In an exclusive interview, the Australian writer-philosopher Russell Blackford speaks about the recently published collection of essays–“50 Voices of Disbelief-why we are atheists”. The link follows:–

 

My interview with D.J. Grothe is now available.

From the intro on the site:

In this interview with D.J. Grothe, Russell Blackford explains the need for 50 Voices of Disbelief. He argues that there can be no more important question than whether religion and faith deliver on their promises. He explores whether religion will persist. He contends that religious leaders are not our society’s moral leaders. He discusses a number of contributed essays in the 50 Voices collection, such as James Randi’s, entitled “A Magician Looks at Religion,” which explores how a background in magic may inform one’s understanding of religion, and Peter Adegoke’s essay, which argues that religion is impeding Nigeria’s social, economic and scientific progress.

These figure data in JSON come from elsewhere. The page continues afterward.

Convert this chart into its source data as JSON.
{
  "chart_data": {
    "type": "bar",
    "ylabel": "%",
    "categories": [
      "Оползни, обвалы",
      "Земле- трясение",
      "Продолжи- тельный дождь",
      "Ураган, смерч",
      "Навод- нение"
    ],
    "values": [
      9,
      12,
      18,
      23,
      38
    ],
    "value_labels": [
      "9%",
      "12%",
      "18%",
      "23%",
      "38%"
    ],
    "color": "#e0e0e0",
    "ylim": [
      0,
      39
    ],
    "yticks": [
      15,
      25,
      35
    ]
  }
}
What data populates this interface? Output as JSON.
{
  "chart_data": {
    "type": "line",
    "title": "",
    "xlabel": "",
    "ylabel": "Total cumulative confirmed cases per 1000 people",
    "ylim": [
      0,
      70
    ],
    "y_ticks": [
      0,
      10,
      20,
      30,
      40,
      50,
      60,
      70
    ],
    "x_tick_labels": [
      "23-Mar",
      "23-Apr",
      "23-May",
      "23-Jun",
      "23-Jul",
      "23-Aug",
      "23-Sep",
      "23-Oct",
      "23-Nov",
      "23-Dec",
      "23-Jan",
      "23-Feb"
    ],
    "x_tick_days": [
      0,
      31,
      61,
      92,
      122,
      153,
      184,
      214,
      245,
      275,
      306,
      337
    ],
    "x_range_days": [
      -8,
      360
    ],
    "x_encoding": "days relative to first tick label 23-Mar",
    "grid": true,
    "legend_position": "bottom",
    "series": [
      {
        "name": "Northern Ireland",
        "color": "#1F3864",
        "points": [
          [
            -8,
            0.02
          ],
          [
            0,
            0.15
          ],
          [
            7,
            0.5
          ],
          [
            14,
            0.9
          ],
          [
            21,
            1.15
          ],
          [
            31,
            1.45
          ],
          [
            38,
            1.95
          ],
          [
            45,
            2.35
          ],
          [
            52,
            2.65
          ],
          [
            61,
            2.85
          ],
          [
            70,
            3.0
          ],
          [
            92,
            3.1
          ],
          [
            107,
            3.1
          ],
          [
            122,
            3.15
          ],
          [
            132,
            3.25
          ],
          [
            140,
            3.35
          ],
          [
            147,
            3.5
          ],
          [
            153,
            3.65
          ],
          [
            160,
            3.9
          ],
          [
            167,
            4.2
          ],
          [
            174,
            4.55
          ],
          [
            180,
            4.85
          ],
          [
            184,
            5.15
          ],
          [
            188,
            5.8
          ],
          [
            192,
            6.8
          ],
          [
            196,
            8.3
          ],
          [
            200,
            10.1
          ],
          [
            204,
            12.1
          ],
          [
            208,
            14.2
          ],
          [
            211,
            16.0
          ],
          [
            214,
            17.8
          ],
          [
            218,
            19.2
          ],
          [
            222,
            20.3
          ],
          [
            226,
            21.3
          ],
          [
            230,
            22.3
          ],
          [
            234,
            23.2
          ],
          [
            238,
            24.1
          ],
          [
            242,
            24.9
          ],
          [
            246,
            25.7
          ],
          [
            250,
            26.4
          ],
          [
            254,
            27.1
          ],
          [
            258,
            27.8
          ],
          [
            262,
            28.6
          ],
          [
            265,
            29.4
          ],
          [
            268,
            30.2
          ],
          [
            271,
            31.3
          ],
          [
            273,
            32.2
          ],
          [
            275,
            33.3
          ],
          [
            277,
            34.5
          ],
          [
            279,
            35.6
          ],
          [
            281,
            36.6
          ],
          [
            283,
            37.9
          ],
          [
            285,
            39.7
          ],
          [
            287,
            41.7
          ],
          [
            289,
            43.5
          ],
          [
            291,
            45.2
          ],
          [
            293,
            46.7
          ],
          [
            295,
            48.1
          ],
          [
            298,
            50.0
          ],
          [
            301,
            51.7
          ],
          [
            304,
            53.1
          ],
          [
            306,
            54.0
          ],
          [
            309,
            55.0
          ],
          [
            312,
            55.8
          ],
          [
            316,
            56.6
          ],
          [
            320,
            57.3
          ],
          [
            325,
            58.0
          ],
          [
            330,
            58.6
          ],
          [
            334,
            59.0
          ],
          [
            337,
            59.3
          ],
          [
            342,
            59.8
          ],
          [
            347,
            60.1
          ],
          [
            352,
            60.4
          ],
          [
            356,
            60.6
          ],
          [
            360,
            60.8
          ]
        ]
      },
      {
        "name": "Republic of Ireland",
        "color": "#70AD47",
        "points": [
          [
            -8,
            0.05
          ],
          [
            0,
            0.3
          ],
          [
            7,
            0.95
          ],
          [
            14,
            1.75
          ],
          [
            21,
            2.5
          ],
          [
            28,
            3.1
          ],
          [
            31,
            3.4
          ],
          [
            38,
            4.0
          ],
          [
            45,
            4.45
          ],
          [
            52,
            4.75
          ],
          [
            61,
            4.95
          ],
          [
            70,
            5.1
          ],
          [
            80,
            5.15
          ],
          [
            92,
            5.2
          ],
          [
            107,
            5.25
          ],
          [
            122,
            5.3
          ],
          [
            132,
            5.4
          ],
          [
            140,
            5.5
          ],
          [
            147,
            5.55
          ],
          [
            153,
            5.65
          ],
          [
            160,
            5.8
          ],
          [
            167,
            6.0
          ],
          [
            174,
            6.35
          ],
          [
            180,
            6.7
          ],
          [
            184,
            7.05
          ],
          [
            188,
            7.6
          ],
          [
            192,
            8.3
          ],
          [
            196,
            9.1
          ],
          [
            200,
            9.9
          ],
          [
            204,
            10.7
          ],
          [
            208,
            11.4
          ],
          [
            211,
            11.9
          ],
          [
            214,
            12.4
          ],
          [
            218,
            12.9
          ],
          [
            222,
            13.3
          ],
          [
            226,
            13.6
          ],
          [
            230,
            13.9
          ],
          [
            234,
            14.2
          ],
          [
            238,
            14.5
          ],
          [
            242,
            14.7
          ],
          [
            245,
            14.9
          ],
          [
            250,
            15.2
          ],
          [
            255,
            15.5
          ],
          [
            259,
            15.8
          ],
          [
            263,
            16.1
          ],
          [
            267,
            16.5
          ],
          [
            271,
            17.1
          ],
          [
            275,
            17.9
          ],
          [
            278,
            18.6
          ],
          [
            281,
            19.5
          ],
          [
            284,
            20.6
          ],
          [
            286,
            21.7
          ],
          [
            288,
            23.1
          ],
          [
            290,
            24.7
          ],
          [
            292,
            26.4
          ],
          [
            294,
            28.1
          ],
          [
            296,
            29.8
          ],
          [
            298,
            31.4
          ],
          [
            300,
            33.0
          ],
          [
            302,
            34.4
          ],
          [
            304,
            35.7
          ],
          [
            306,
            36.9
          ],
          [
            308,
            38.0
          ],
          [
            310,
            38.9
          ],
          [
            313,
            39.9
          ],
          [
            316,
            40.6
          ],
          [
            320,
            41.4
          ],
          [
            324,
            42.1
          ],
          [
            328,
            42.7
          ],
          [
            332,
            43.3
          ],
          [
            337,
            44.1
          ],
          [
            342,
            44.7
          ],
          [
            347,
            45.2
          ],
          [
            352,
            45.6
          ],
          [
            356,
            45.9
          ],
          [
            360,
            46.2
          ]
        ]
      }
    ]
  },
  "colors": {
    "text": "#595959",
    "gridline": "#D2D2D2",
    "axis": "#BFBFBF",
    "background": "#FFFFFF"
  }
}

He talks about how the book includes contributions from people all over the world and from every continent, except Antarctica. He discusses essays by Sumitra Padmanabhan and Prabir Ghosh that explore the harms that religion cause in India, and alternatives to religion, such as humanism. He talks about how the diversity of views in the essay collection show that there is “no party-line of atheism.” He comments on essays by psychologist and parapsychologist Susan Blackmore (“Giving Up Ghosts and Gods”), and philosopher Philip Kitcher (“Beyond Disbelief”). He discusses recent controversies over CFI’s International Blasphemy Day, and opposing views of Paul Kurtz and Ron Lindsay regarding criticism of religion, and whether “moderate religion” should be criticized or viewed as an ally to advance secular, pro-science values. He talks about the relationship between atheism and progressive social values. And he argues that religion should not be allowed to remain private, and therefore beyond public scrutiny and critique.

Just one point of qualiifcation that I’ll make, as somebody raised it at RichardDawkins.net. I think that DJ in the last sentence above, means “religion should not be allowed to hide from public criticism”; i.e., he doesn’t mean “religion should be allowed to exercise political power”. I’m sure he doesn’t believe the latter or think that I do.

It was an enjoyable experience doing this interview, and a great opportunity to communicate to a different and larger audience. My thanks to DJ Grothe and others at Point of Inquiry. I hope the result is enjoyable and illuminating.